# Henry Mancini's theme from LIFEFORCE **UPDATE** added Dorico 4/NP partial mock up



## dcoscina (Mar 11, 2022)

I remember hearing from a couple jazz profs in uni that to get a good handle on solid orchestration and arranging, listen to Hank Mancini. Of course, I wasn't aware at the time Mancini was far more diverse in his stylistic sensibilities than the Pink Panther fare or comedies... Lifeforce is a tour de force score, and its main theme is just sensation. all of the lines are clear and his part writing is fantastic. Each idea is so defined. I think I will do a take down of this theme in Dorico and NotePerformer. It's just so... kick ass.


----------



## Baronvonheadless (Mar 11, 2022)

^^ Yeah that's a nice piece for sure. I think my all time favorite of his is the Wait Until Dark/Theme for three!

It's perfect.


----------



## Henu (Mar 12, 2022)

Oh, you mean Michael Hoening's music from Baldur's Gate? :D



As a fun anecdote:Being a huge fan of the BG- series and especially the soundtracks for over 20 years, we watched Lifeforce with the missus a couple of years ago for first time- and when the opening titles started to play I almost fell down from the sofa, haha! "WHAT THE HELL THIS IS FROM BALDUR'S GATE!!!!"


----------



## Baronvonheadless (Mar 12, 2022)

^^ Holy shit. How did they not get sued for that?

BTW, love baldurs gate. Playing the third one in early access right now! I really would love to score a video game like that. 

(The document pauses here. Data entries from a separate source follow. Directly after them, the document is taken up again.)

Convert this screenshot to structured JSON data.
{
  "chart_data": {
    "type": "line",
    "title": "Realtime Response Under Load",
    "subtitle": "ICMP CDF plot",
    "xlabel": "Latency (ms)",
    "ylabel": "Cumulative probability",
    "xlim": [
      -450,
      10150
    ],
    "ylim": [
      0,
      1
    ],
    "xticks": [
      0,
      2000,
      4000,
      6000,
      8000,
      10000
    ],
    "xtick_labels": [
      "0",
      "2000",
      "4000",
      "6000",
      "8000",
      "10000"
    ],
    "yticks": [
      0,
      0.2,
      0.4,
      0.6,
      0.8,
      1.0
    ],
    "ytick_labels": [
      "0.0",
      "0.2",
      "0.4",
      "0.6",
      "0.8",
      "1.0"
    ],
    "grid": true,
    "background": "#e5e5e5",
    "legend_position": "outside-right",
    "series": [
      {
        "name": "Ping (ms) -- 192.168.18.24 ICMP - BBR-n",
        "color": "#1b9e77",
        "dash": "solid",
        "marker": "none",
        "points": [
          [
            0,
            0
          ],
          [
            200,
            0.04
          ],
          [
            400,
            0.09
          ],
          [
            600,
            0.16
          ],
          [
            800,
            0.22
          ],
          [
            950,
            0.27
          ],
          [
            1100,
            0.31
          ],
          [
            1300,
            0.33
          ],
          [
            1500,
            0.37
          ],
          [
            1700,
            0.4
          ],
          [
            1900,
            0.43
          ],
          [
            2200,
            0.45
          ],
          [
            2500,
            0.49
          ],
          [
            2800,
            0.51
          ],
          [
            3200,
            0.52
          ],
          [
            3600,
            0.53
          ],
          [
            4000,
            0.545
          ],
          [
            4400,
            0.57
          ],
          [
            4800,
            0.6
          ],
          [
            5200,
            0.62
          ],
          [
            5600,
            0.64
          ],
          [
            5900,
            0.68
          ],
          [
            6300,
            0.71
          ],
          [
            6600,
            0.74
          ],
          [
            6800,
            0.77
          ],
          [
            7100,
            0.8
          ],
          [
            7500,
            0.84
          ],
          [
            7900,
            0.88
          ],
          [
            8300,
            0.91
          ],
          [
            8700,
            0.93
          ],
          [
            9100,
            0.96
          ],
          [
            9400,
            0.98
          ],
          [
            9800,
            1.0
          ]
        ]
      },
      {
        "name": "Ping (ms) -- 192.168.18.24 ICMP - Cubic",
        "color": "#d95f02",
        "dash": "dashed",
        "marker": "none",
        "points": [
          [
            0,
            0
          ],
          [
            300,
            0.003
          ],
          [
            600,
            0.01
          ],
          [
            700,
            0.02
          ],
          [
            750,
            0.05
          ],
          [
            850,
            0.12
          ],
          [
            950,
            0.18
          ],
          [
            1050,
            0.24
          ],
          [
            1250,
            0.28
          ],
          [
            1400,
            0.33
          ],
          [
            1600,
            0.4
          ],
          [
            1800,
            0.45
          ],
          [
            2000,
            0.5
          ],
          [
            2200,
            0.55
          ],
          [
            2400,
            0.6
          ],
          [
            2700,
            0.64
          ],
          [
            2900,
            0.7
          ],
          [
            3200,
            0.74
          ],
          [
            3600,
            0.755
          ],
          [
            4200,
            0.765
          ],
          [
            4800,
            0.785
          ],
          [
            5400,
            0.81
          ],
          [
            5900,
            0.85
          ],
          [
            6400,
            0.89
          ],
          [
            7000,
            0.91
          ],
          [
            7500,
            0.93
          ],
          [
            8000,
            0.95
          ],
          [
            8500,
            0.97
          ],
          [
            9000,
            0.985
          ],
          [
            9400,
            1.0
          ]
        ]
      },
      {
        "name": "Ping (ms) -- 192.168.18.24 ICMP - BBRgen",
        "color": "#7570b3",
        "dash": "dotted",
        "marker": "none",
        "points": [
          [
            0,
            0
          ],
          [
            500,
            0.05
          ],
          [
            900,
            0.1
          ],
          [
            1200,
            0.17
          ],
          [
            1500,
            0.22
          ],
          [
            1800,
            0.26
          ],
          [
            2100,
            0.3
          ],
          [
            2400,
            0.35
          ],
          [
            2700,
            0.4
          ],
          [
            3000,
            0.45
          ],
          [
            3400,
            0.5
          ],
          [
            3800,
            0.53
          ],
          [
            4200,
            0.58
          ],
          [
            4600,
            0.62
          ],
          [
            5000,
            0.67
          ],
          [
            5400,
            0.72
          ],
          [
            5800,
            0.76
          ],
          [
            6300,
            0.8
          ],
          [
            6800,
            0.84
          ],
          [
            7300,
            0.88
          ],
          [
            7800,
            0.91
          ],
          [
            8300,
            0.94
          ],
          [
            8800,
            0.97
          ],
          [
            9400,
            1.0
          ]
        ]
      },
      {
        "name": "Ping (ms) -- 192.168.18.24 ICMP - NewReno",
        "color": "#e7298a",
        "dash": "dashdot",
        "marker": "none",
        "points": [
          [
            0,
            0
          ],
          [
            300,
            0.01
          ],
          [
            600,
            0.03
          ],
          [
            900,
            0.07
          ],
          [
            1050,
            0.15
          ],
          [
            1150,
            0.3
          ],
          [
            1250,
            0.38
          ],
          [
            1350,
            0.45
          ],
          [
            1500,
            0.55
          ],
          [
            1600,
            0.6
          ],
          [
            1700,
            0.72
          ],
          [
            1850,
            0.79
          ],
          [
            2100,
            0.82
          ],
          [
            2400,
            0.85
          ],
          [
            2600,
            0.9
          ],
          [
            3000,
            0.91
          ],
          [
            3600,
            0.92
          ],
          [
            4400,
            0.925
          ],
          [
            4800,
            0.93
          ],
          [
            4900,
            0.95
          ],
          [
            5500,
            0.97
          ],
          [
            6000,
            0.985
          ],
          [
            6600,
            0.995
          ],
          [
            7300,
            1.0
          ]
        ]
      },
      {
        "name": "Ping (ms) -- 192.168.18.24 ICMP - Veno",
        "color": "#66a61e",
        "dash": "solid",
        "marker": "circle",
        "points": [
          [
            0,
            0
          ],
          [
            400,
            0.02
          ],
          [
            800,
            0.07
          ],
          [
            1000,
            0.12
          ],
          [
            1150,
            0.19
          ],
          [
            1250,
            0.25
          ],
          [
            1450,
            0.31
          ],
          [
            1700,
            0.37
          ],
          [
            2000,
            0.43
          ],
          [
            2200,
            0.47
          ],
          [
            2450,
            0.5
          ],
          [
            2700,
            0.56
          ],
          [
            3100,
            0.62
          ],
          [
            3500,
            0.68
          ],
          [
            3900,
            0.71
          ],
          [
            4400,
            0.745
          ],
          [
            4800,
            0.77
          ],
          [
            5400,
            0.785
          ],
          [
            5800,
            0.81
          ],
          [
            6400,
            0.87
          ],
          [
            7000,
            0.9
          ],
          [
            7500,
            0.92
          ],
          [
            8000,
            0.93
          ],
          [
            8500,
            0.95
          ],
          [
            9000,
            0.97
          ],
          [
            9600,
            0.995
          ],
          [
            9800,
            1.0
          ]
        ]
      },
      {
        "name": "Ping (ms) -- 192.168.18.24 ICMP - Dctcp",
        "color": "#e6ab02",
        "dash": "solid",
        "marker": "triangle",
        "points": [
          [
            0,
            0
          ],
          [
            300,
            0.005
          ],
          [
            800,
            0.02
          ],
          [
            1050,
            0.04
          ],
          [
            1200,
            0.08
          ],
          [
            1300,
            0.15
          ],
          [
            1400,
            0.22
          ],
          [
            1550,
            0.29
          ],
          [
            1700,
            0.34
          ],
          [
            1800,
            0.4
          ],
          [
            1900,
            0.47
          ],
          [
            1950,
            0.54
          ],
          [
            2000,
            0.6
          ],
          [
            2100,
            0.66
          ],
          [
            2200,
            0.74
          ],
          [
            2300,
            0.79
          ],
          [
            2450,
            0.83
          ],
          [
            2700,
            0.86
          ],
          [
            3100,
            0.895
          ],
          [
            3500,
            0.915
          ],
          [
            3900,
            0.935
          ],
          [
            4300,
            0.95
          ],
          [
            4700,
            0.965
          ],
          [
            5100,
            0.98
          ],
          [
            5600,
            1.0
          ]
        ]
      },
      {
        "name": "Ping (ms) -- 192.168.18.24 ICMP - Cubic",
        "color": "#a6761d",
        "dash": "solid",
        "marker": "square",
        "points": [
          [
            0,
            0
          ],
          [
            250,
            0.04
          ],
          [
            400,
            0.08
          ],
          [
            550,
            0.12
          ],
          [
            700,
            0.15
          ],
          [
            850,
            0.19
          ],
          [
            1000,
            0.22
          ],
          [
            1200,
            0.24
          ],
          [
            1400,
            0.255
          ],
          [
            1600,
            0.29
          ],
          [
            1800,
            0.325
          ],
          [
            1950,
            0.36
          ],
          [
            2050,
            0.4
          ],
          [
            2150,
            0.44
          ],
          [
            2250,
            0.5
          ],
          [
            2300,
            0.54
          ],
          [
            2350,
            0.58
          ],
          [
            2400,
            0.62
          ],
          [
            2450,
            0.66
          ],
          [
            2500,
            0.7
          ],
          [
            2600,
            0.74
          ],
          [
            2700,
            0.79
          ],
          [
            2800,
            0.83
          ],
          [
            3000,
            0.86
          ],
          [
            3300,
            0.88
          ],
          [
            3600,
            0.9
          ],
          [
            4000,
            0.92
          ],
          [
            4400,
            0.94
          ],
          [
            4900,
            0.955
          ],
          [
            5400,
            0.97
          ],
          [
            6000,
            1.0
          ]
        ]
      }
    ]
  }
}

So far the score is good for sure, good sound design and fx too. But oh man, let me at it!


----------



## MaxOctane (Mar 12, 2022)

dcoscina said:


> Lifeforce is a tour de force score, and its main theme is just sensation. all of the lines are clear and his part writing is fantastic.


Totally. As a teenager, back when there was no way to get the score on CD, I would watch this on VHS over and over.


----------



## dcoscina (Mar 13, 2022)

MaxOctane said:


> Totally. As a teenager, back when there was no way to get the score on CD, I would watch this on VHS over and over.


Did you ever hold an old tape recorder up to the tv speaker to tape the opening credit music (and tell your family to be quiet when doing so?). Ahhhh the memories


----------



## dcoscina (Mar 13, 2022)

I did a little take-down (by ear) using Dorico 4 and NotePerformer. Not completely on the mark but close.


----------